Williams missed the first 24 games of the 2022–23 season with a right knee injury. He made his season debut on December 7, 2022, recording four points, six rebounds, three assists and two steals in a 123–102 win over the Oklahoma City Thunder.
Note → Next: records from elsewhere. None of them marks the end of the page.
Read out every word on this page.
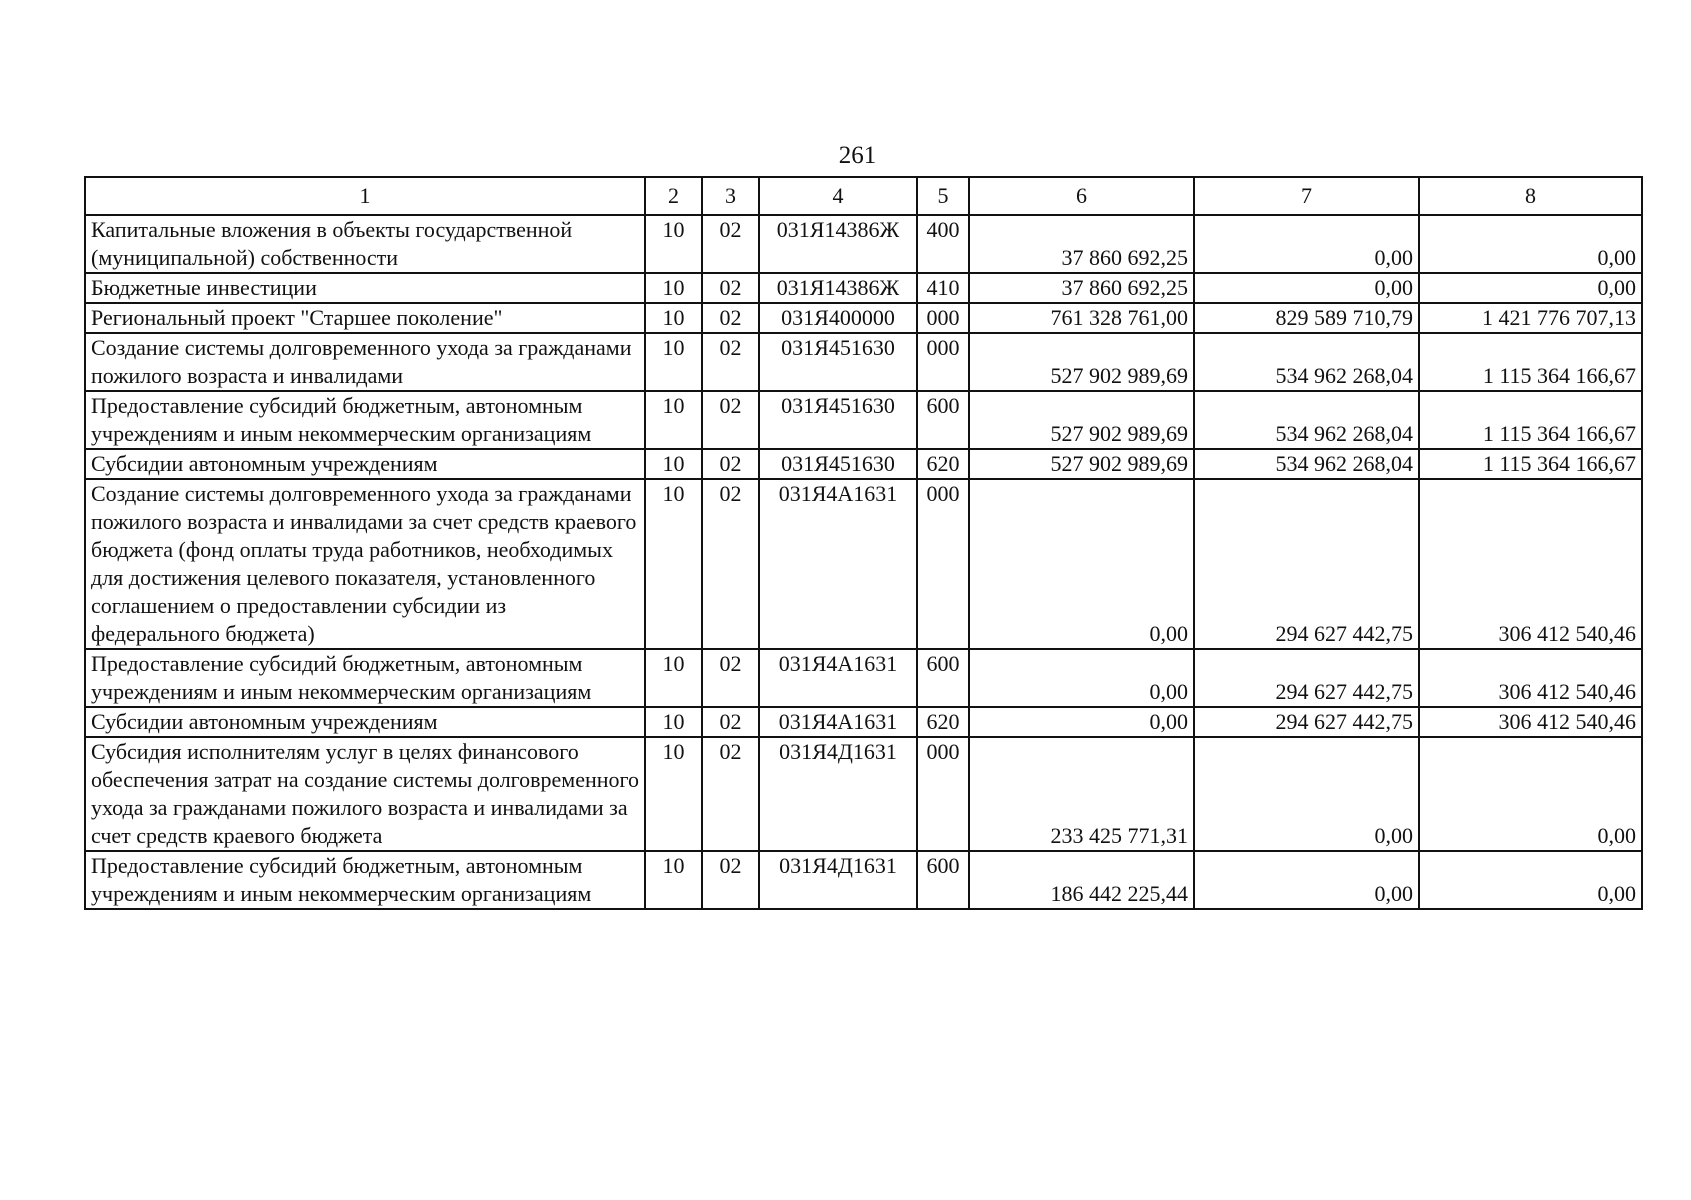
261
1	2	3	4	5	6	7	8
Капитальные вложения в объекты государственной (муниципальной) собственности	10	02	031Я14386Ж	400	37 860 692,25	0,00	0,00
Бюджетные инвестиции	10	02	031Я14386Ж	410	37 860 692,25	0,00	0,00
Региональный проект "Старшее поколение"	10	02	031Я400000	000	761 328 761,00	829 589 710,79	1 421 776 707,13
Создание системы долговременного ухода за гражданами пожилого возраста и инвалидами	10	02	031Я451630	000	527 902 989,69	534 962 268,04	1 115 364 166,67
Предоставление субсидий бюджетным, автономным учреждениям и иным некоммерческим организациям	10	02	031Я451630	600	527 902 989,69	534 962 268,04	1 115 364 166,67
Субсидии автономным учреждениям	10	02	031Я451630	620	527 902 989,69	534 962 268,04	1 115 364 166,67
Создание системы долговременного ухода за гражданами пожилого возраста и инвалидами за счет средств краевого бюджета (фонд оплаты труда работников, необходимых для достижения целевого показателя, установленного соглашением о предоставлении субсидии из федерального бюджета)	10	02	031Я4А1631	000	0,00	294 627 442,75	306 412 540,46
Предоставление субсидий бюджетным, автономным учреждениям и иным некоммерческим организациям	10	02	031Я4А1631	600	0,00	294 627 442,75	306 412 540,46
Субсидии автономным учреждениям	10	02	031Я4А1631	620	0,00	294 627 442,75	306 412 540,46
Субсидия исполнителям услуг в целях финансового обеспечения затрат на создание системы долговременного ухода за гражданами пожилого возраста и инвалидами за счет средств краевого бюджета	10	02	031Я4Д1631	000	233 425 771,31	0,00	0,00
Предоставление субсидий бюджетным, автономным учреждениям и иным некоммерческим организациям	10	02	031Я4Д1631	600	186 442 225,44	0,00	0,00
On January 22, 2023, Williams made a 79-foot, three-point shot against the Phoenix Suns, heaving the ball from beyond half court as the third quarter expired.

===Brooklyn Nets (2024–2026)===
On July 19, 2024, Williams was traded to the Brooklyn Nets alongside a second-round pick in exchange for Mamadi Diakite and the draft rights to Nemanja Dangubić. He made 63 appearances (45 starts) for Brooklyn during the 2024–25 NBA season, averaging 10.0 points, 4.6 rebounds, and 1.3 assists. On June 30, 2025, Williams re-signed with the Nets on a two-year, $12.5 million contract.

==National team career==
Williams played for the United States at the 2019 FIBA Under-19 Basketball World Cup in Heraklion, Greece. In seven games, he averaged 5.3 points and 1.2 assists per game, helping his team win the gold medal.

==Career statistics==

===NBA===
====Regular season====

| Year | Team | GP | GS | MPG | FG% | 3P% | FT% | RPG | APG | SPG | BPG | PPG |
|---|---|---|---|---|---|---|---|---|---|---|---|---|
| 2021–22 | Memphis | 62 | 31 | 21.7 | .450 | .314 | .782 | 2.1 | 1.0 | .6 | .2 | 8.1 |
| 2022–23 | Memphis | 37 | 4 | 15.2 | .429 | .258 | .773 | 2.1 | .9 | .4 | .2 | 5.7 |
| 2023–24 | Memphis | 51 | 15 | 20.3 | .397 | .307 | .827 | 3.5 | 1.5 | .7 | .2 | 8.2 |
| 2024–25 | Brooklyn | 63 | 45 | 24.5 | .412 | .341 | .821 | 4.6 | 1.3 | 1.0 | .4 | 10.0 |
| 2025–26 | Brooklyn | 56 | 13 | 22.9 | .425 | .343 | .850 | 2.4 | 1.1 | 1.4 | .4 | 10.2 |
| Career |  | 269 | 108 | 21.4 | .422 | .322 | .824 | 3.0 | 1.2 | .8 | .3 | 8.7 |

====Playoffs====

| Year | Team | GP | GS | MPG | FG% | 3P% | FT% | RPG | APG | SPG | BPG | PPG |
|---|---|---|---|---|---|---|---|---|---|---|---|---|
| 2022 | Memphis | 10 | 1 | 16.8 | .442 | .306 | .923 | 1.6 | .5 | .5 | .0 | 6.9 |
| 2023 | Memphis | 4 | 0 | 3.0 | .286 | .333 | – | .5 | .5 | .0 | .0 | 1.3 |
| Career |  | 14 | 1 | 12.8 | .424 | .308 | .923 | 1.3 | .5 | .4 | .0 | 5.3 |

===College===

| Year | Team | GP | GS | MPG | FG% | 3P% | FT% | RPG | APG | SPG | BPG | PPG |
|---|---|---|---|---|---|---|---|---|---|---|---|---|
| 2020–21 | Stanford | 20 | 14 | 27.9 | .374 | .291 | .796 | 4.6 | 2.2 | .9 | .6 | 10.7 |

==Personal life==
Both of Williams' parents have served in the military: his mother, Marquita Fields-Williams, in the Army and Air Force, and his father, Ziaire Williams, in the Marine Corps. His mother is a probation officer, and his father works for 7 Up in Sylmar, Los Angeles.